Welcome back, Cotter! Fall season is here, and I have been entirely engulfed in nonsense that does not involve me cooking, which I find completely NOT ok. Thankfully, I'm still around food all the time, so I guess it isn't half that bad! Regardless, I've got a pretty tasty treat for you all. Since it is fall, I decided to go with some nice autumnal flavors (ones that don't involve winter squash....at least yet!). It's not yet too cold, so super hearty, heavy, and warm wasn't what was coming to mind. So? I opted for a nice little salad! This salad has a TON of great flavors that come together beautifully! Easy to make, pretty full proof, and a genuine crowd-pleaser!
Beet & Poached Pear Salad
4 large beets, or 8 small beets - multicolored makes for a good looking dish, but it's not necessary
2 poached pears, cut into wedges - recipe follows
Some shrubbery - pea shoots, arugula, mache, or watercress
BACON - 2 slices, preferably applewood smoked
A nice blue cheese - I used bleu d'auvergne
Sidebar: Both the beets and pears can be made well ahead of time and chilled!
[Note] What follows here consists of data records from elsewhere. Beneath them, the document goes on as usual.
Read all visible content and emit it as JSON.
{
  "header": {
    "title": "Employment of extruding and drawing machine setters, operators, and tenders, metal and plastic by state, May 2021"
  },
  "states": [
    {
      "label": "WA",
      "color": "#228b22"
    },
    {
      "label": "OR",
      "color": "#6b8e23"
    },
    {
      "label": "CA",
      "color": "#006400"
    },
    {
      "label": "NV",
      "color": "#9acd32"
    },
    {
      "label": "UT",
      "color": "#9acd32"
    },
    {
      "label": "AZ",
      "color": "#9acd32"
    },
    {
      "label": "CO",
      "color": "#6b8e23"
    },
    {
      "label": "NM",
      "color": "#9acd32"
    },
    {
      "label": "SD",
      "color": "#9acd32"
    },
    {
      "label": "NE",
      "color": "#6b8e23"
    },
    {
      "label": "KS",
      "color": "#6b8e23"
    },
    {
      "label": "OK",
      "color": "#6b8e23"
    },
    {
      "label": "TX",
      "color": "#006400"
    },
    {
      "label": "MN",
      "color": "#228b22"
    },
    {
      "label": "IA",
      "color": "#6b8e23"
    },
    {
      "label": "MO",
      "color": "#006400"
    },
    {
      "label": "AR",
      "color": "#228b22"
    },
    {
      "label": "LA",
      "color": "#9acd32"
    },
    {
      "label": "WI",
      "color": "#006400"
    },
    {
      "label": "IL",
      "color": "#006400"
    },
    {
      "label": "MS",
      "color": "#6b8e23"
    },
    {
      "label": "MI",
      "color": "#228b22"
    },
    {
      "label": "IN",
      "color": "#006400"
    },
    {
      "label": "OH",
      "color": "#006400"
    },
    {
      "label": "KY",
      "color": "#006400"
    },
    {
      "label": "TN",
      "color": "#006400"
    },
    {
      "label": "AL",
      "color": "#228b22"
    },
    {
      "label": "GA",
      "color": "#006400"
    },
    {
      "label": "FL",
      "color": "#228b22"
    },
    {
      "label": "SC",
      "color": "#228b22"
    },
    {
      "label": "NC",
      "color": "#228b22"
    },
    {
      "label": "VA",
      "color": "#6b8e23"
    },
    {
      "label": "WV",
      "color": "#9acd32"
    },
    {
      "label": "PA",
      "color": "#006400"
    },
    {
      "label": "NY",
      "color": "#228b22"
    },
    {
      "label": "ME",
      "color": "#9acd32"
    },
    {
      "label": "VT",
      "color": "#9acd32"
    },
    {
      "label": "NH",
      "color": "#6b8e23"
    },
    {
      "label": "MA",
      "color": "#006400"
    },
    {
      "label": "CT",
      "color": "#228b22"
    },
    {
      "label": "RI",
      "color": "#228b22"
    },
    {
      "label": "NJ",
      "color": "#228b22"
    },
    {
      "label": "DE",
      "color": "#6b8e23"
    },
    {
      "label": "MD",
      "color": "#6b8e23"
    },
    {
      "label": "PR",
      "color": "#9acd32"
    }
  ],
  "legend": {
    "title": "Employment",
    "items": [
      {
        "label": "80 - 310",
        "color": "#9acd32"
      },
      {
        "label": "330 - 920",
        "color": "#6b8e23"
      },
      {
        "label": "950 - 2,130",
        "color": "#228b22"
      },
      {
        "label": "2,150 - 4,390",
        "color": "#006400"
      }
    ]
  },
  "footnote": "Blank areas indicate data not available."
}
For the beets, remove the greens (if still attached....save and use them for a nice sautéed side!), and wash any dirt that may be remaining. Preheat the oven to 400F. Place all of the beets in aluminum foil, drizzle with a little olive oil, a sprinkle of salt, and a bit of water (a couple tablespoons). Fold the foil over to create a wall package, and place in the oven. Be sure to put the beets on a sheet tray in case any leaks spring up. Allow the beets to cook about 45 minutes, or until knife tender. Obviously, time varies depending on the size of your beets, so be sure to check them every once in a while. When the beets are done, remove from the oven, open up the foil and let cool for a bit. When they are just cool enough to handle, grab some paper towels and start rubbing the skin off. It should come of very easily. Mind you - if you are using regular red beets, you WILL be staining the world. If you have vinyl/latex gloves, I suggest wearing them, unless you don't mind a nice little pink tinge to your fingertips. Cut the beets into bite sized wedges, and set aside.
While the beets are cooking, you can crisp up the bacon as well. Heat a skillet over medium-high heat. When the pan is hot, place the bacon in and let the fat render out. Cook, flipping, until extra crispy. Remove from the pan and break into small pieces.
This dish has plenty of flavors coming together as one - the spices from the poached pears pair beautifully with the deep earthiness of the beets, and the greens add a nice hint of freshness to the whole dish. The bacon and the blue cheese add a strong depth of flavor, as well as good texture to the dish. The final dusting of nutmeg brings it all together. The flavors really are great, and a superb expression of autumn!
4 pears, Bartlett or Anjou
1 c dry white wine
2 t full-bodied red wine or ruby port
3 c water
1 vanilla bean, split in half
1 cinnamon stick
1 piece of ginger (3/4 in), sliced
1/4 c honey
Place all the ingredients except the pears in a saucepan. For the vanilla bean, scrape out the seeds and into the liquid. Stir to combine, and place over medium-high heat. Bring to a boil, then reduce the heat and simmer for about 5 minutes to let the flavors come together. While the liquid is simmering, cut the pears in half and remove the core with a melon baller. Place the pears in the liquid and allow to simmer for about 20 minutes until fork tender. Remove from heat and let cool.